ALBANY, N.Y. – Deutsche Bank has agreed to pay $258 million to settle legal problems stemming from U.S. sanctions violations, New York regulators said Wednesday.
Under the settlement, Deutsche Bank will dismiss six people, ban three others from duties involving U.S. operations and install an independent monitor, according to New York’s Department of Financial Services. The six are two managing directors, two directors and two vice-presidents.
It will pay $200 million to the department and $58 million to the Federal Reserve.
“We are committed to investigating and pursuing sanctions violations and money laundering at financial institutions,” department Superintendent Anthony Albanese said. “To truly deter future wrongdoing, it is important to focus not just on corporate accountability, but also individual accountability.”

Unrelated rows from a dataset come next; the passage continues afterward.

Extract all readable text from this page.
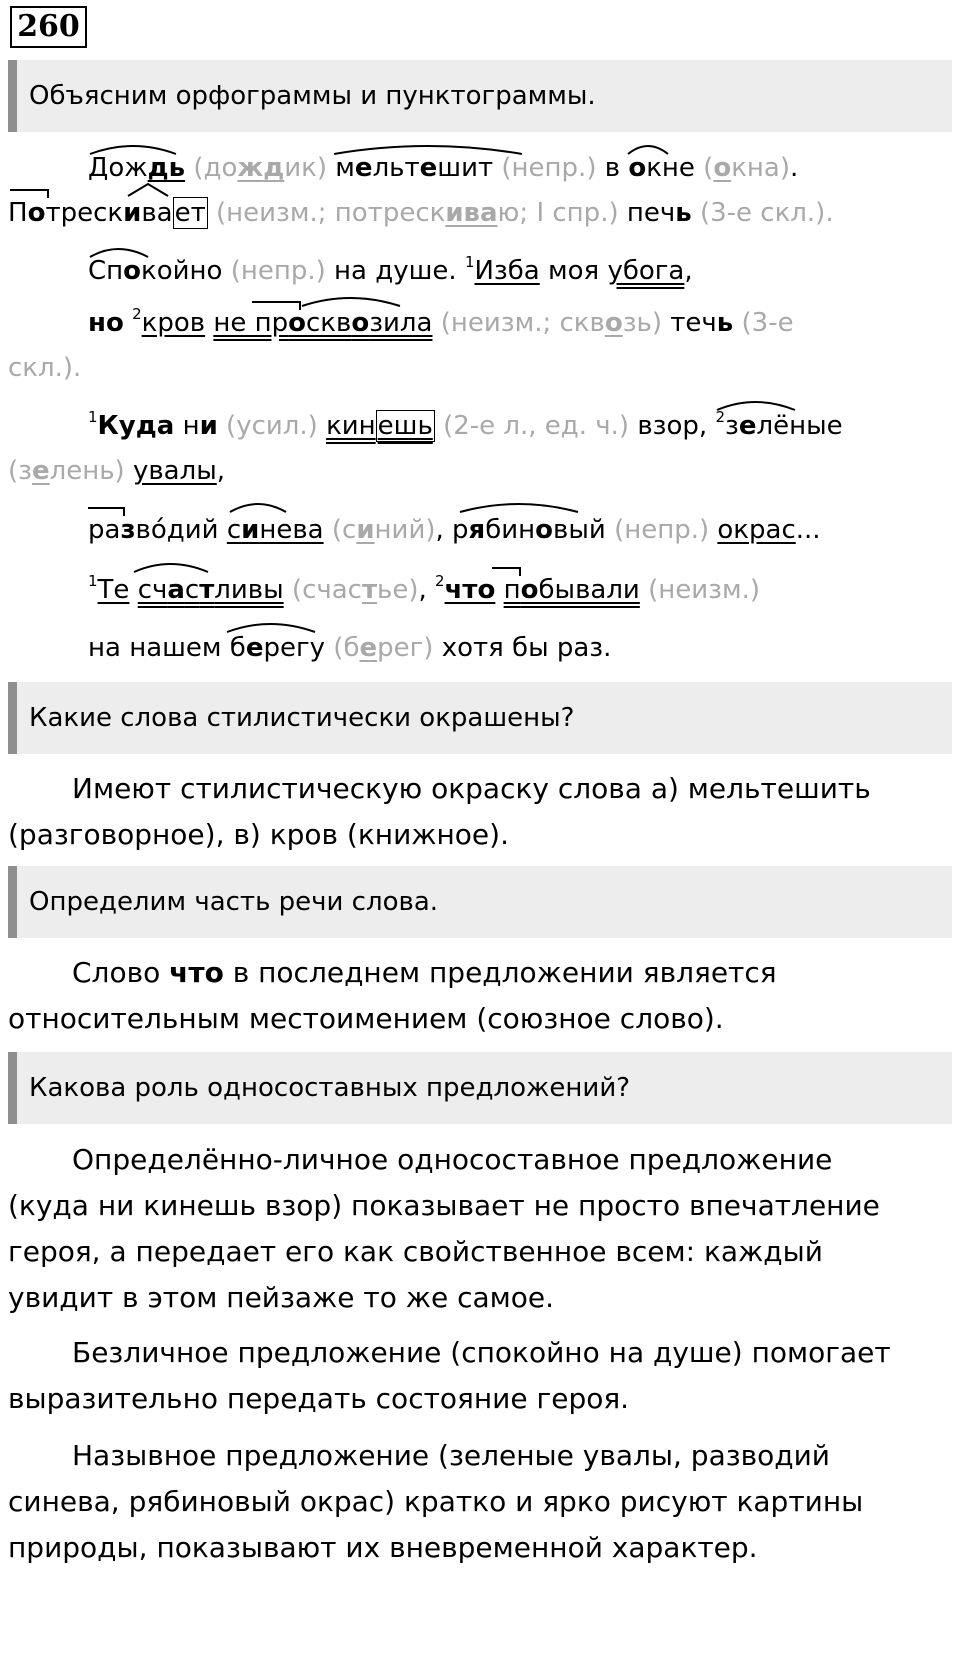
260
Объясним орфограммы и пунктограммы.
Дождь (дождик) мельтешит (непр.) в окне (окна).
Потрескивает (неизм.; потрескиваю; I спр.) печь (3-е скл.).
Спокойно (непр.) на душе. $^1$Изба моя убога,
но $^2$кров не просквозила (неизм.; сквозь) течь (3-е
скл.).
$^1$Куда ни (усил.) кинешь (2-е л., ед. ч.) взор, $^2$зелёные
(зелень) увалы,
разво́дий синева (синий), рябиновый (непр.) окрас...
$^1$Те счастливы (счастье), $^2$что побывали (неизм.)
на нашем берегу (берег) хотя бы раз.
Какие слова стилистически окрашены?
Имеют стилистическую окраску слова а) мельтешить (разговорное), в) кров (книжное).
Определим часть речи слова.
Слово что в последнем предложении является относительным местоимением (союзное слово).
Какова роль односоставных предложений?
Определённо-личное односоставное предложение (куда ни кинешь взор) показывает не просто впечатление героя, а передает его как свойственное всем: каждый увидит в этом пейзаже то же самое.
Безличное предложение (спокойно на душе) помогает выразительно передать состояние героя.
Назывное предложение (зеленые увалы, разводий синева, рябиновый окрас) кратко и ярко рисуют картины природы, показывают их вневременной характер.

The German bank processed nearly $11 billion in payments through its New York branch between 1999 and 2006 on behalf of Sudanese, Iranian, Burmese, Libyan and Syrian entities, the department said. Staff overseas removed some identifying information before passing U.S. dollar payments along to the U.S. branch for clearing, according to investigators.
Deutsche Bank was pleased to reach the resolution, spokeswoman Renee Calabro said Wednesday. “The conduct ceased several years ago, and since then we have terminated all business with parties from the countries involved,” she said.
Two weeks ago, the department announced a settlement for more than $787 million with Credit Agricole for similar violations. The French bank processed more than $32 billion in payments through its New York branch between 2003 and 2008 on behalf of Sudanese, Iranian, Burmese and Cuban entities, regulators said.